OLDENBURG - So viel schwer bewaffnete Polizei hat das Oldenburger Landgericht noch nicht gesehen. Das Gebäude glich am Freitag einer Festung, es war weiträumig abgesperrt worden. Ein mit Maschinenpistolen bewaffnetes Sondereinsatzkommando der Polizei sicherte Aus-und Eingänge. Drinnen im Sitzungssaal 1 tagte die Oldenburger Schwurgerichtskammer gegen drei Mitglieder des Motorradclubs „Gremium MC“ aus Vechta. Die 35, 38 und 40 Jahre alten Angeklagten sollen nicht nur versucht haben, ihren Vereinspräsidenten zu töten, sie sollen auch die Ermordung von Oberstaatsanwalt Thomas Kirstein geplant haben.

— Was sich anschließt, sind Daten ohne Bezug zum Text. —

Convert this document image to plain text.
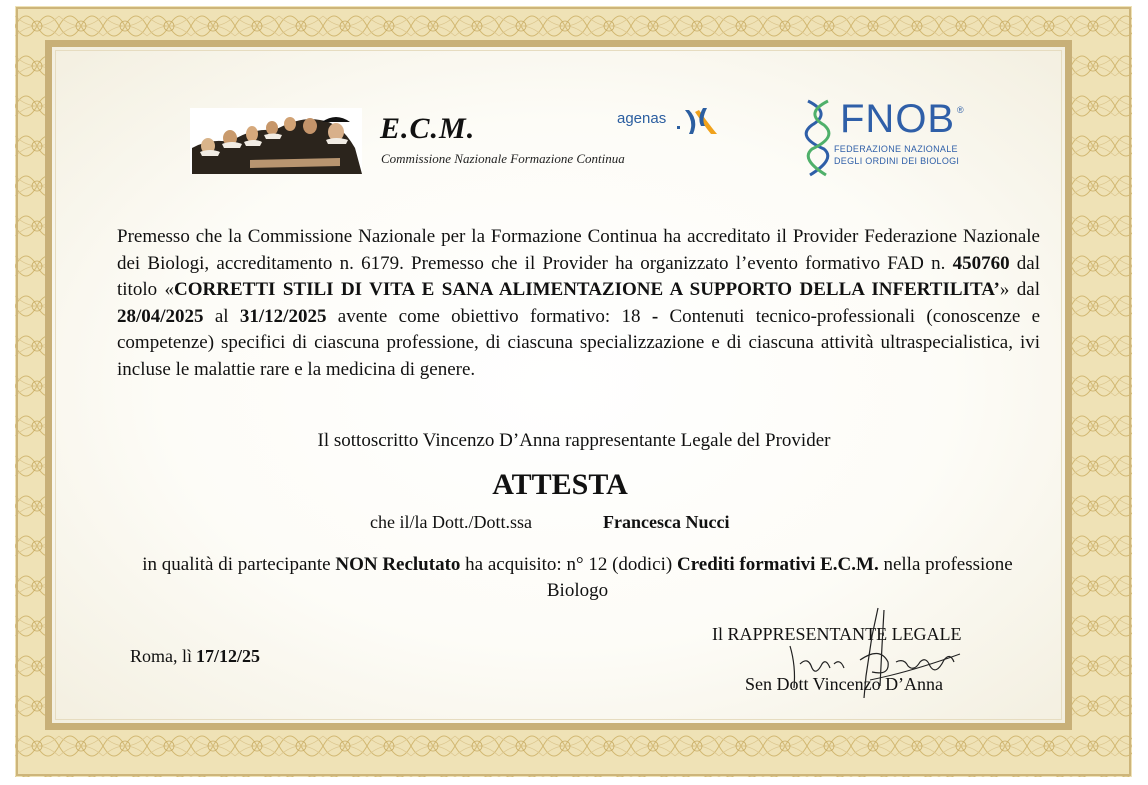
E.C.M.
Commissione Nazionale Formazione Continua
agenas	FNOB ®
FEDERAZIONE NAZIONALE
DEGLI ORDINI DEI BIOLOGI
Premesso che la Commissione Nazionale per la Formazione Continua ha accreditato il Provider Federazione Nazionale dei Biologi, accreditamento n. 6179. Premesso che il Provider ha organizzato l’evento formativo FAD n. 450760 dal titolo «CORRETTI STILI DI VITA E SANA ALIMENTAZIONE A SUPPORTO DELLA INFERTILITA’» dal 28/04/2025 al 31/12/2025 avente come obiettivo formativo: 18 - Contenuti tecnico-professionali (conoscenze e competenze) specifici di ciascuna professione, di ciascuna specializzazione e di ciascuna attività ultraspecialistica, ivi incluse le malattie rare e la medicina di genere.
Il sottoscritto Vincenzo D’Anna rappresentante Legale del Provider
ATTESTA
che il/la Dott./Dott.ssa	Francesca Nucci
in qualità di partecipante NON Reclutato ha acquisito: n° 12 (dodici) Crediti formativi E.C.M. nella professione Biologo
Roma, lì 17/12/25
Il RAPPRESENTANTE LEGALE
Sen Dott Vincenzo D’Anna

Am 24. Oktober 2009 hätten die Angeklagten dem Vereinspräsidenten mit Stichwaffen und Schlagringen im Clubhaus in Vechta schwere Kopfverletzungen zugefügt, unterstützt von 60 Rockern der „schnellen Eingreiftruppe“ von „Gremium MC“. Ziel soll die Entmachtung des Präsidenten gewesen sein, um selbst die Führung zu übernehmen. Wenige Monate später, am 13. Februar 2010, sollen die Angeklagten den Präsidenten in dessen Wohnhaus aufgesucht haben, um Geld von ihm zu erpressen. Dieser Überfall war aber gescheitert, weil der Präsident mit einer auf Dauerfeuer eingestellten Maschinenpistole bewaffnet gewesen war. Auf das Konto der Angeklagten sollen auch Schutzgelderpressungen im Rotlichtmilieu gehen.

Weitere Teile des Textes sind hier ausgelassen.